In this respect Beacon is adjacent to the knowledge-management problem: AI enables us to both create and process orders of magnitude more knowledge than ever before, but for now there’s no universally good way to store, organize, or retrieve that unstructured information, including information about our preferences. See, for instance, Karpathy’s LLM Wiki idea. What if we could go a step beyond a knowledge base and build an engine that could autonomously surface relevant information as and when we need it?
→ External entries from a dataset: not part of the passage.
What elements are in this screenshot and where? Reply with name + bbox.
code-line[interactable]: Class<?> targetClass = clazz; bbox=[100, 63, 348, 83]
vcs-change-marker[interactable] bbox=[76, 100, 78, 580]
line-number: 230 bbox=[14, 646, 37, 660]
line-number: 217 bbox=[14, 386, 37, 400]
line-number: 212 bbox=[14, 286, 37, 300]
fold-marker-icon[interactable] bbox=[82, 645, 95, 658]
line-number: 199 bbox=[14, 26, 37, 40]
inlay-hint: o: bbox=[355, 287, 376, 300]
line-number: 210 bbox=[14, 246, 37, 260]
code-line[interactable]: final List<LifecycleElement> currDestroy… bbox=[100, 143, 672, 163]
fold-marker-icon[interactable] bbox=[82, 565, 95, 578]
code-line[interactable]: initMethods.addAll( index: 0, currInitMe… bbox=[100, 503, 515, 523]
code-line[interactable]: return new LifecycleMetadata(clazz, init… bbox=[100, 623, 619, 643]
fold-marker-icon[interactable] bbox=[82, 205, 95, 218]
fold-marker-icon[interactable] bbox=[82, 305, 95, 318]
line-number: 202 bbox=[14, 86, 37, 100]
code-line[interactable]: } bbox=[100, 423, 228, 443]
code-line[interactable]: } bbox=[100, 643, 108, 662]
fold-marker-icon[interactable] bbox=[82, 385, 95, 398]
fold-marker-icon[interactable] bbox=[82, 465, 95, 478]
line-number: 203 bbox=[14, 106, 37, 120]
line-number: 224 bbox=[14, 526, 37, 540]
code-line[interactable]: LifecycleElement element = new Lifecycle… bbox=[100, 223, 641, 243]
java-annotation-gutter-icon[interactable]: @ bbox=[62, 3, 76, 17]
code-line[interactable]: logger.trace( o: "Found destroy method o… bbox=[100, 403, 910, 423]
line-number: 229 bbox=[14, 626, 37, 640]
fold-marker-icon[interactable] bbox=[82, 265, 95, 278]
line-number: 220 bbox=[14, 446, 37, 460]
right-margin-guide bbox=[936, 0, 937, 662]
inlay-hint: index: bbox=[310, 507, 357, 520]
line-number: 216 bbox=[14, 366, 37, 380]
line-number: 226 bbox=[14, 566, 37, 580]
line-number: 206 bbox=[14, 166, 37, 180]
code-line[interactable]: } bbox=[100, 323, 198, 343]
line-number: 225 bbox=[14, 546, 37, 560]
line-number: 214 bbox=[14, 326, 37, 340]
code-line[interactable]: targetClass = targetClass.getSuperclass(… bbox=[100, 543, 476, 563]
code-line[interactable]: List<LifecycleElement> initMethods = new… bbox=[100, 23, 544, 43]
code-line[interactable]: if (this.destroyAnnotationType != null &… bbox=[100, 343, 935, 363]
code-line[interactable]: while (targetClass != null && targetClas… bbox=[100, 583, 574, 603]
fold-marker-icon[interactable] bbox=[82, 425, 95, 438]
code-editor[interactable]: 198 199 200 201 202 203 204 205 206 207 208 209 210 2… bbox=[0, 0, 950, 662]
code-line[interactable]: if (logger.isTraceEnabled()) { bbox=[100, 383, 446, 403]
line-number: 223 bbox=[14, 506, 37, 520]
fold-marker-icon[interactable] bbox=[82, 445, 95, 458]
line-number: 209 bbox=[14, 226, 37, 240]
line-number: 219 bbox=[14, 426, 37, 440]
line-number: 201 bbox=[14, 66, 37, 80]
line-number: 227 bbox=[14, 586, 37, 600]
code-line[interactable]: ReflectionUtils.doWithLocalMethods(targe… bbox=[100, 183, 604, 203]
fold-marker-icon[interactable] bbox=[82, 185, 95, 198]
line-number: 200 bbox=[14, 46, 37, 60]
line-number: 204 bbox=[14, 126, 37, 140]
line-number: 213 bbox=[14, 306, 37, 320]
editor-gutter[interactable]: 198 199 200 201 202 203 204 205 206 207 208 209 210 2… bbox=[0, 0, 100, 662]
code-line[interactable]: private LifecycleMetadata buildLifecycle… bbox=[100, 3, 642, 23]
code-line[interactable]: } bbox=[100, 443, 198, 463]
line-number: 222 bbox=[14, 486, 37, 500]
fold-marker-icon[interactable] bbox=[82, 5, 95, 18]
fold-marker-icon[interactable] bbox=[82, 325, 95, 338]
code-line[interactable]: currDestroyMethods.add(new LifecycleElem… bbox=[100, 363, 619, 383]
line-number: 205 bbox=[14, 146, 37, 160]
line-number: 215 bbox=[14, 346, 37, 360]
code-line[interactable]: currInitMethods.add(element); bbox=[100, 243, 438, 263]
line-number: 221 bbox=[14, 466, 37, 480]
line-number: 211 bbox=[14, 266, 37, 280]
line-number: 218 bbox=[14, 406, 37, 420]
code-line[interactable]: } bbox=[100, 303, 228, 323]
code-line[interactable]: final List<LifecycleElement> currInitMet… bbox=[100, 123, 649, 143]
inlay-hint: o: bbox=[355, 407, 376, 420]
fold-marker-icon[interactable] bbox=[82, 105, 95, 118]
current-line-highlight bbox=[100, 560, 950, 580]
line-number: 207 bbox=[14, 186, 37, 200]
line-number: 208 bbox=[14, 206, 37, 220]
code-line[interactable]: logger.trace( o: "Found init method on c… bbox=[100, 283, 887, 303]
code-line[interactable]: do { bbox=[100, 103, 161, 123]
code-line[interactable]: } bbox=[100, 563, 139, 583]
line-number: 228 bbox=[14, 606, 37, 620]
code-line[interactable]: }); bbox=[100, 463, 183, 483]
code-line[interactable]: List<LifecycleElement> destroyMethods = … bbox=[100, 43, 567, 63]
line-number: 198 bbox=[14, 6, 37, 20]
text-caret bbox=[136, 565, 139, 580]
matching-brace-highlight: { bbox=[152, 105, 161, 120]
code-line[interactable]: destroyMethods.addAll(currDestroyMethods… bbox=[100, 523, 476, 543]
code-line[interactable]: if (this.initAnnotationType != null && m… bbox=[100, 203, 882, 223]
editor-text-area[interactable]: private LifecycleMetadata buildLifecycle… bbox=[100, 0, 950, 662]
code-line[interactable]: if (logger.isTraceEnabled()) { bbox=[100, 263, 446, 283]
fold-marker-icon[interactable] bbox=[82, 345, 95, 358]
Interacting with AI agents should feel more like chatting with a knowledgeable, intelligent friend: someone who not only knows things but also knows you and knows what to surface, when. A friend knows what’s socially or professionally relevant at any given time or in any given place. That’s a harder, more nuanced problem than it sounds—social intelligence is harder than the sort of raw problem-solving capabilities AI exhibits today—but in Beacon I’ve found that the best AI models today are actually pretty good at it, if you prompt them correctly and give them access to the right tools and context.
Overall, in their present form, AI tools are truly remarkable. They significantly shrink the gap between “motivated everyday person” and professional. They allow us to attempt—and, in many cases, achieve—bold things we would never have imagined doing even just a few months ago. In this respect, they’ve already changed the world for the better.
But, in my experience, every win still depends heavily on taste, judgement, and tight human steering. If we’re going to use these tools effectively and to their full potential, it’s important that we understand this limitation because it contains the key to working with AI productively.